静かな空気に包まれたこの特別な場所で、日々の忙しさ
から少し離れてご先祖さまや大切な方を偲ぶ時間を
過ごしてみませんか。手を合わせる中で、日々の暮らしへの
感謝やご自身と向き合うひと時となれば幸いです。
是非高野山へお参りください。

◆日時
 令和8年3月20日(金・祝)
12時30分~13時10分頃

(法要時間約40分・集合12時15分)

◆場所
 持明院・本堂
(和歌山県伊都郡高野町高野山455)

◆法要料(参加費)
 無料
(ご希望によりお布施は受け付けております)

◆ご参加
 自由・予約不要

◆佛舎利宝塔の参拝時間
10時~15時30分まで

  • 法要の前後に佛舎利宝塔の参拝もできます。
  • ご親族だけでなく、ご友人なども参加いただけます。
  • 当日は12時30分からはじまりますので、15分前までに受付をお済ませください。
  • 持明院の駐車台数は限りがございますので、できるだけ電車・バスでお越しください。
  • 南海電鉄の特急(こうや号・全席指定)は、1ヶ月前から予約できます。
    南海高野線 橋本駅~極楽橋駅間で運行している観光列車「天空」の定期運行が3月20日に終了します。
    お時間の合う方は是非ご乗車ください。

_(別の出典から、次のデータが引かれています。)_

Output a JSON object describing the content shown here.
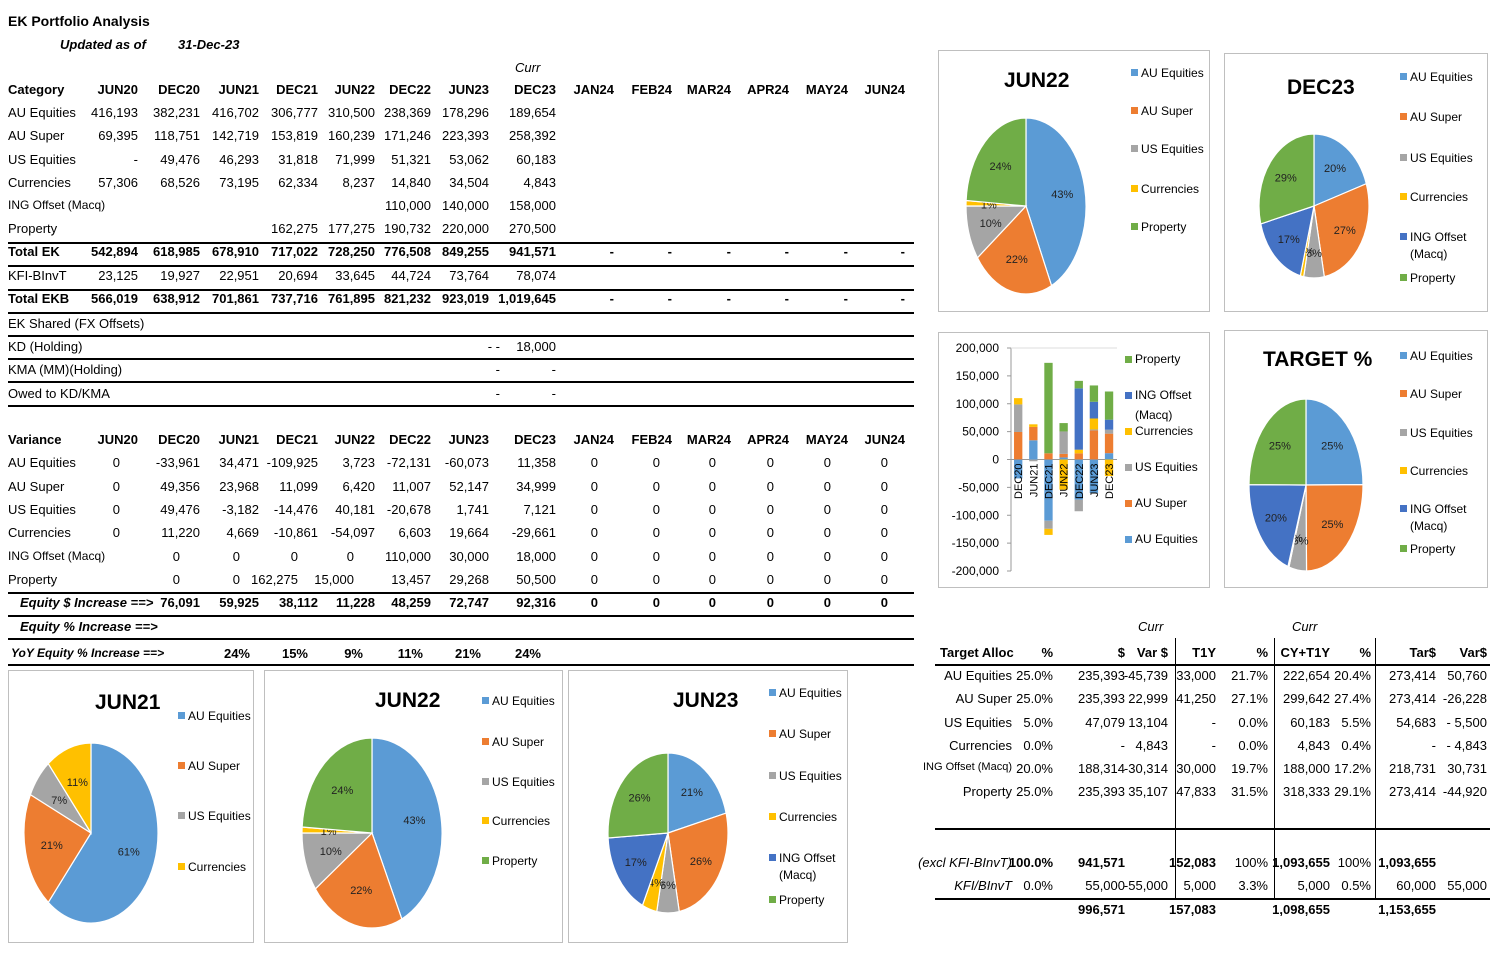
{
  "header": {
    "title": "EK Portfolio Analysis",
    "updated_label": "Updated as of",
    "updated_date": "31-Dec-23",
    "curr_label": "Curr"
  },
  "periods": [
    "JUN20",
    "DEC20",
    "JUN21",
    "DEC21",
    "JUN22",
    "DEC22",
    "JUN23",
    "DEC23",
    "JAN24",
    "FEB24",
    "MAR24",
    "APR24",
    "MAY24",
    "JUN24"
  ],
  "main_table": {
    "header_label": "Category",
    "rows": [
      {
        "label": "AU Equities",
        "values": [
          "416,193",
          "382,231",
          "416,702",
          "306,777",
          "310,500",
          "238,369",
          "178,296",
          "189,654",
          "",
          "",
          "",
          "",
          "",
          ""
        ]
      },
      {
        "label": "AU Super",
        "values": [
          "69,395",
          "118,751",
          "142,719",
          "153,819",
          "160,239",
          "171,246",
          "223,393",
          "258,392",
          "",
          "",
          "",
          "",
          "",
          ""
        ]
      },
      {
        "label": "US Equities",
        "values": [
          "-",
          "49,476",
          "46,293",
          "31,818",
          "71,999",
          "51,321",
          "53,062",
          "60,183",
          "",
          "",
          "",
          "",
          "",
          ""
        ]
      },
      {
        "label": "Currencies",
        "values": [
          "57,306",
          "68,526",
          "73,195",
          "62,334",
          "8,237",
          "14,840",
          "34,504",
          "4,843",
          "",
          "",
          "",
          "",
          "",
          ""
        ]
      },
      {
        "label": "ING Offset (Macq)",
        "values": [
          "",
          "",
          "",
          "",
          "",
          "110,000",
          "140,000",
          "158,000",
          "",
          "",
          "",
          "",
          "",
          ""
        ]
      },
      {
        "label": "Property",
        "values": [
          "",
          "",
          "",
          "162,275",
          "177,275",
          "190,732",
          "220,000",
          "270,500",
          "",
          "",
          "",
          "",
          "",
          ""
        ]
      },
      {
        "label": "Total EK",
        "values": [
          "542,894",
          "618,985",
          "678,910",
          "717,022",
          "728,250",
          "776,508",
          "849,255",
          "941,571",
          "-",
          "-",
          "-",
          "-",
          "-",
          "-"
        ]
      },
      {
        "label": "KFI-BInvT",
        "values": [
          "23,125",
          "19,927",
          "22,951",
          "20,694",
          "33,645",
          "44,724",
          "73,764",
          "78,074",
          "",
          "",
          "",
          "",
          "",
          ""
        ]
      },
      {
        "label": "Total EKB",
        "values": [
          "566,019",
          "638,912",
          "701,861",
          "737,716",
          "761,895",
          "821,232",
          "923,019",
          "1,019,645",
          "-",
          "-",
          "-",
          "-",
          "-",
          "-"
        ]
      }
    ],
    "extra_rows": [
      {
        "label": "EK Shared (FX Offsets)",
        "a": "",
        "b": ""
      },
      {
        "label": "KD (Holding)",
        "a": "- -",
        "b": "18,000"
      },
      {
        "label": "KMA (MM)(Holding)",
        "a": "-",
        "b": "-"
      },
      {
        "label": "Owed to KD/KMA",
        "a": "-",
        "b": "-"
      }
    ]
  },
  "variance_table": {
    "header_label": "Variance",
    "rows": [
      {
        "label": "AU Equities",
        "values": [
          "0",
          "-33,961",
          "34,471",
          "-109,925",
          "3,723",
          "-72,131",
          "-60,073",
          "11,358",
          "0",
          "0",
          "0",
          "0",
          "0",
          "0"
        ]
      },
      {
        "label": "AU Super",
        "values": [
          "0",
          "49,356",
          "23,968",
          "11,099",
          "6,420",
          "11,007",
          "52,147",
          "34,999",
          "0",
          "0",
          "0",
          "0",
          "0",
          "0"
        ]
      },
      {
        "label": "US Equities",
        "values": [
          "0",
          "49,476",
          "-3,182",
          "-14,476",
          "40,181",
          "-20,678",
          "1,741",
          "7,121",
          "0",
          "0",
          "0",
          "0",
          "0",
          "0"
        ]
      },
      {
        "label": "Currencies",
        "values": [
          "0",
          "11,220",
          "4,669",
          "-10,861",
          "-54,097",
          "6,603",
          "19,664",
          "-29,661",
          "0",
          "0",
          "0",
          "0",
          "0",
          "0"
        ]
      },
      {
        "label": "ING Offset (Macq)",
        "values": [
          "",
          "0",
          "0",
          "0",
          "0",
          "110,000",
          "30,000",
          "18,000",
          "0",
          "0",
          "0",
          "0",
          "0",
          "0"
        ]
      },
      {
        "label": "Property",
        "values": [
          "",
          "0",
          "0",
          "162,275",
          "15,000",
          "13,457",
          "29,268",
          "50,500",
          "0",
          "0",
          "0",
          "0",
          "0",
          "0"
        ]
      },
      {
        "label": "Equity $ Increase ==>",
        "values": [
          "",
          "76,091",
          "59,925",
          "38,112",
          "11,228",
          "48,259",
          "72,747",
          "92,316",
          "0",
          "0",
          "0",
          "0",
          "0",
          "0"
        ]
      }
    ],
    "equity_pct_label": "Equity % Increase ==>",
    "yoy_label": "YoY Equity % Increase ==>",
    "yoy_values": [
      "24%",
      "15%",
      "9%",
      "11%",
      "21%",
      "24%"
    ]
  },
  "legend": {
    "au_equities": "AU Equities",
    "au_super": "AU Super",
    "us_equities": "US Equities",
    "currencies": "Currencies",
    "ing_offset_1": "ING Offset",
    "ing_offset_2": "(Macq)",
    "property": "Property"
  },
  "colors": {
    "au_equities": "#5b9bd5",
    "au_super": "#ed7d31",
    "us_equities": "#a5a5a5",
    "currencies": "#ffc000",
    "ing_offset": "#4472c4",
    "property": "#70ad47"
  },
  "pies": [
    {
      "id": "jun22_top",
      "title": "JUN22",
      "labels": [
        "43%",
        "22%",
        "10%",
        "1%",
        "24%"
      ],
      "values": [
        43,
        22,
        10,
        1,
        24
      ],
      "cats": [
        "au_equities",
        "au_super",
        "us_equities",
        "currencies",
        "property"
      ]
    },
    {
      "id": "dec23_top",
      "title": "DEC23",
      "labels": [
        "20%",
        "27%",
        "6%",
        "1%",
        "17%",
        "29%"
      ],
      "values": [
        20,
        27,
        6,
        1,
        17,
        29
      ],
      "cats": [
        "au_equities",
        "au_super",
        "us_equities",
        "currencies",
        "ing_offset",
        "property"
      ]
    },
    {
      "id": "target",
      "title": "TARGET %",
      "labels": [
        "25%",
        "25%",
        "5%",
        "0%",
        "20%",
        "25%"
      ],
      "values": [
        25,
        25,
        5,
        0.3,
        20,
        25
      ],
      "cats": [
        "au_equities",
        "au_super",
        "us_equities",
        "currencies",
        "ing_offset",
        "property"
      ]
    },
    {
      "id": "jun21",
      "title": "JUN21",
      "labels": [
        "61%",
        "21%",
        "7%",
        "11%"
      ],
      "values": [
        61,
        21,
        7,
        11
      ],
      "cats": [
        "au_equities",
        "au_super",
        "us_equities",
        "currencies"
      ]
    },
    {
      "id": "jun22_bot",
      "title": "JUN22",
      "labels": [
        "43%",
        "22%",
        "10%",
        "1%",
        "24%"
      ],
      "values": [
        43,
        22,
        10,
        1,
        24
      ],
      "cats": [
        "au_equities",
        "au_super",
        "us_equities",
        "currencies",
        "property"
      ]
    },
    {
      "id": "jun23",
      "title": "JUN23",
      "labels": [
        "21%",
        "26%",
        "6%",
        "4%",
        "17%",
        "26%"
      ],
      "values": [
        21,
        26,
        6,
        4,
        17,
        26
      ],
      "cats": [
        "au_equities",
        "au_super",
        "us_equities",
        "currencies",
        "ing_offset",
        "property"
      ]
    }
  ],
  "chart_data": {
    "type": "bar",
    "title": "",
    "categories": [
      "DEC20",
      "JUN21",
      "DEC21",
      "JUN22",
      "DEC22",
      "JUN23",
      "DEC23"
    ],
    "ylim": [
      -200000,
      200000
    ],
    "yticks": [
      "200,000",
      "150,000",
      "100,000",
      "50,000",
      "0",
      "-50,000",
      "-100,000",
      "-150,000",
      "-200,000"
    ],
    "series": [
      {
        "name": "AU Equities",
        "key": "au_equities",
        "values": [
          -33961,
          34471,
          -109925,
          3723,
          -72131,
          -60073,
          11358
        ]
      },
      {
        "name": "AU Super",
        "key": "au_super",
        "values": [
          49356,
          23968,
          11099,
          6420,
          11007,
          52147,
          34999
        ]
      },
      {
        "name": "US Equities",
        "key": "us_equities",
        "values": [
          49476,
          -3182,
          -14476,
          40181,
          -20678,
          1741,
          7121
        ]
      },
      {
        "name": "Currencies",
        "key": "currencies",
        "values": [
          11220,
          4669,
          -10861,
          -54097,
          6603,
          19664,
          -29661
        ]
      },
      {
        "name": "ING Offset (Macq)",
        "key": "ing_offset",
        "values": [
          0,
          0,
          0,
          0,
          110000,
          30000,
          18000
        ]
      },
      {
        "name": "Property",
        "key": "property",
        "values": [
          0,
          0,
          162275,
          15000,
          13457,
          29268,
          50500
        ]
      }
    ],
    "legend": [
      "Property",
      "ING Offset (Macq)",
      "Currencies",
      "US Equities",
      "AU Super",
      "AU Equities"
    ]
  },
  "target_table": {
    "curr1": "Curr",
    "curr2": "Curr",
    "headers": [
      "Target Alloc",
      "%",
      "$",
      "Var $",
      "T1Y",
      "%",
      "CY+T1Y",
      "%",
      "Tar$",
      "Var$"
    ],
    "rows": [
      [
        "AU Equities",
        "25.0%",
        "235,393",
        "-45,739",
        "33,000",
        "21.7%",
        "222,654",
        "20.4%",
        "273,414",
        "50,760"
      ],
      [
        "AU Super",
        "25.0%",
        "235,393",
        "22,999",
        "41,250",
        "27.1%",
        "299,642",
        "27.4%",
        "273,414",
        "-26,228"
      ],
      [
        "US Equities",
        "5.0%",
        "47,079",
        "13,104",
        "-",
        "0.0%",
        "60,183",
        "5.5%",
        "54,683",
        "- 5,500"
      ],
      [
        "Currencies",
        "0.0%",
        "-",
        "4,843",
        "-",
        "0.0%",
        "4,843",
        "0.4%",
        "-",
        "- 4,843"
      ],
      [
        "ING Offset (Macq)",
        "20.0%",
        "188,314",
        "-30,314",
        "30,000",
        "19.7%",
        "188,000",
        "17.2%",
        "218,731",
        "30,731"
      ],
      [
        "Property",
        "25.0%",
        "235,393",
        "35,107",
        "47,833",
        "31.5%",
        "318,333",
        "29.1%",
        "273,414",
        "-44,920"
      ]
    ],
    "excl_row": [
      "(excl KFI-BInvT)",
      "100.0%",
      "941,571",
      "",
      "152,083",
      "100%",
      "1,093,655",
      "100%",
      "1,093,655",
      ""
    ],
    "kfi_row": [
      "KFI/BInvT",
      "0.0%",
      "55,000",
      "-55,000",
      "5,000",
      "3.3%",
      "5,000",
      "0.5%",
      "60,000",
      "55,000"
    ],
    "total_row": [
      "",
      "",
      "996,571",
      "",
      "157,083",
      "",
      "1,098,655",
      "",
      "1,153,655",
      ""
    ]
  }
}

ご予約等詳しくは南海電鉄HPをご覧ください。

    天空特別サイト
  • 高野山は平地と比べ5~6℃気温が低く冷えることがございますので、羽織るものをお持ちください。
  • 持明院でご昼食を希望される方は、あらかじめご予約が必要です。
    3/16(月)までにお申し込みください。
    精進料理:お一人様 2,200円(税込)
    お子様向けも同額でご用意できます。